2. Davacı kadın vekilinin temyiz itirazlarının incelenmesine gelince;

a) Tarafların tespit edilen ekonomik ve sosyal durumları, boşanmaya yol açan olaylardaki kusur dereceleri, paranın alım gücü, kişilik haklarına yapılan saldırı ile ihlâl edilen mevcut ve beklenen menfaat dikkate alındığında davacı kadın yararına takdir edilen maddî ve manevî tazminat az olup, bozma ilâmının amacına uygun bulunmamıştır. 4721 sayılı Kanun'un 4 üncü maddesindeki hakkaniyet ilkesi ile 6098 sayılı Kanun'un 50 nci ve 51 inci maddesi hükümleri dikkate alınarak daha uygun miktarda maddî ve manevî tazminat takdiri gerekir. Bu yönler gözetilmeden hüküm tesisi doğru bulunmamıştır.

b) Tarafların gerçekleşen sosyal ve ekonomik durumlarına, nafakanın niteliğine, günün ekonomik koşullarına göre ortak çocuk ... Zeynep yararına hükmedilen iştirak nafakası azdır. Mahkemece, 4721 sayılı Kanun’un 4 üncü maddesindeki hakkaniyet ilkesi de dikkate alınarak daha uygun nafakaya hükmedilmesi gerekir. Bu yön gözetilmeden yazılı şekilde hüküm kurulması usul ve kanuna aykırı görülmüş ve bozmayı gerektirmiştir.

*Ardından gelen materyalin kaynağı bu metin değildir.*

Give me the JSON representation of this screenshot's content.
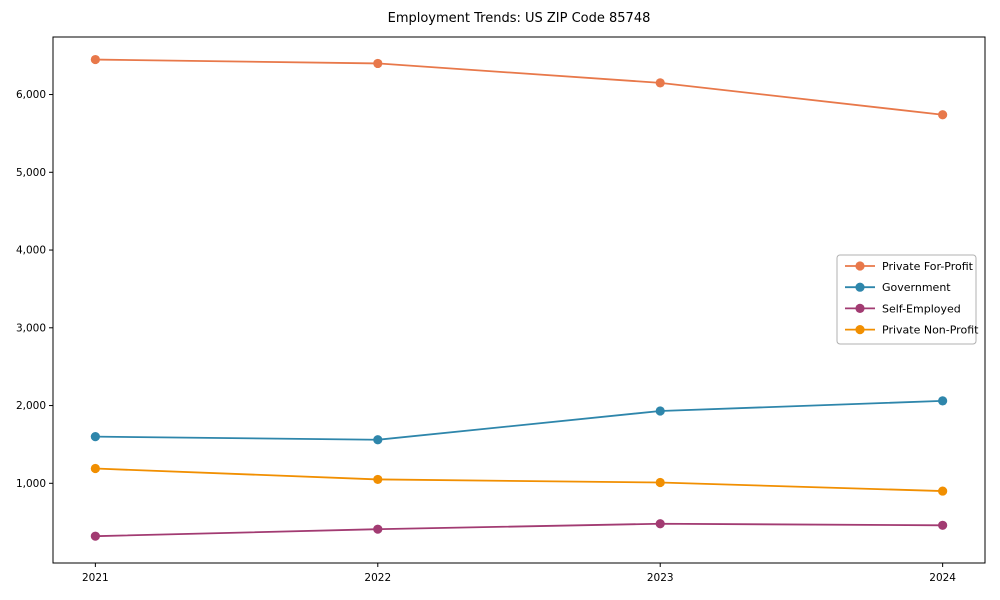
{
  "title": "Employment Trends: US ZIP Code 85748",
  "chart_data": {
    "type": "line",
    "title": "Employment Trends: US ZIP Code 85748",
    "xlabel": "",
    "ylabel": "",
    "x": [
      2021,
      2022,
      2023,
      2024
    ],
    "x_tick_labels": [
      "2021",
      "2022",
      "2023",
      "2024"
    ],
    "y_ticks": [
      1000,
      2000,
      3000,
      4000,
      5000,
      6000
    ],
    "y_tick_labels": [
      "1,000",
      "2,000",
      "3,000",
      "4,000",
      "5,000",
      "6,000"
    ],
    "xlim": [
      2020.85,
      2024.15
    ],
    "ylim": [
      -25,
      6740
    ],
    "grid": false,
    "legend_position": "center right",
    "legend_border_color": "#b0b0b0",
    "axis_color": "#000000",
    "series": [
      {
        "name": "Private For-Profit",
        "color": "#e8784a",
        "values": [
          6450,
          6400,
          6150,
          5740
        ]
      },
      {
        "name": "Government",
        "color": "#2e86ab",
        "values": [
          1600,
          1560,
          1930,
          2060
        ]
      },
      {
        "name": "Self-Employed",
        "color": "#a23b72",
        "values": [
          320,
          410,
          480,
          460
        ]
      },
      {
        "name": "Private Non-Profit",
        "color": "#f18f01",
        "values": [
          1190,
          1050,
          1010,
          900
        ]
      }
    ]
  }
}
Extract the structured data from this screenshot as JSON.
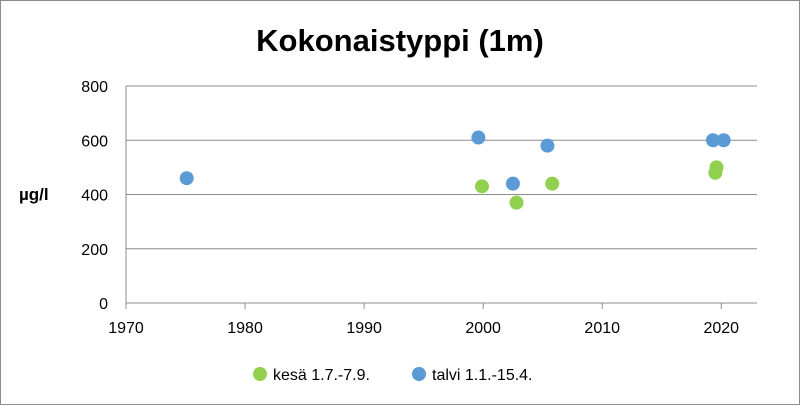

c) Kişisel ilişki düzenlenirken çocuğun yüksek yararı, yaşı ve anne ve babalık duygusunun tatmini ve infaz edilebilir nitelikte olması hususları birlikte değerlendirilerek çocuğun kişisel gelişimine en uygun düzenleme tercih edilmelidir. Çocuk ile ana ve babası, düzenli kişisel ilişki elde etme ve bu ilişkiyi sürdürme hakkına sahiptir. Ana ve babası ayrı olan çocuğun ebeveynleriyle düzenli kişisel ilişki kurması ve bu ilişkiyi sürdürmesi çocuk için bir hak olduğu gibi, ana ve baba için de haktır. Kişisel ilişkinin düzenlenmesinde çocuğun bedeni ve fikri gelişimi yanında ana ve/veya babalık duygularını tatmin de önemlidir. Çocuk ile annesi arasında yeterli kişisel ilişki kurulamadığı taktirde güven duygusunun oluşamayacağı açıktır. Somut olayda ortak çocuğun bayramları anne ve baba yanında eşit şekilde geçirebilmesini temin edecek şekilde kişisel ilişki kurulması gerekirken, ortak çocuk ile baba arasında tüm dini bayramların 1 inci günü saat 09.00'dan, 2 inci günü saat 18.00' kadar kişisel ilişki kurulması doğru olmayıp, hükmün bozulması gerekmiştir.

VI. KARAR

Açıklanan sebeplerle;

1. Temyiz olunan Bölge Adliye Mahkemesi kararının davacı kadın lehine hükmedilen tazminatların miktarı, iştirak nafakasının miktarı ile kişisel ilişki süresi yönünden BOZULMASINA,

2. Davalı erkek vekilinin tüm temyiz itirazlarının reddi ile Bölge Adliye Mahkemesi kararının bozma kapsamı dışında kalan temyize konu diğer bölümlerinin 6100 sayılı Kanun'un 370 inci maddesinin birinci fıkrası uyarınca ONANMASINA,

Duruşma için takdir olunan 8.400,00 TL vekâlet ücretinin davalıdan alınıp davacıya verilmesine,

Başlangıçta alınmamış olan aşağıda yazılı temyiz giderinin temyiz eden davalıya yükletilmesine,

Peşin harcın istek halinde yatıran davacıya iadesine,

Dosyanın kararı veren Bölge Adliye Mahkemesine gönderilmesine,

13.06.2023 tarihinde oy birliğiyle karar verildi.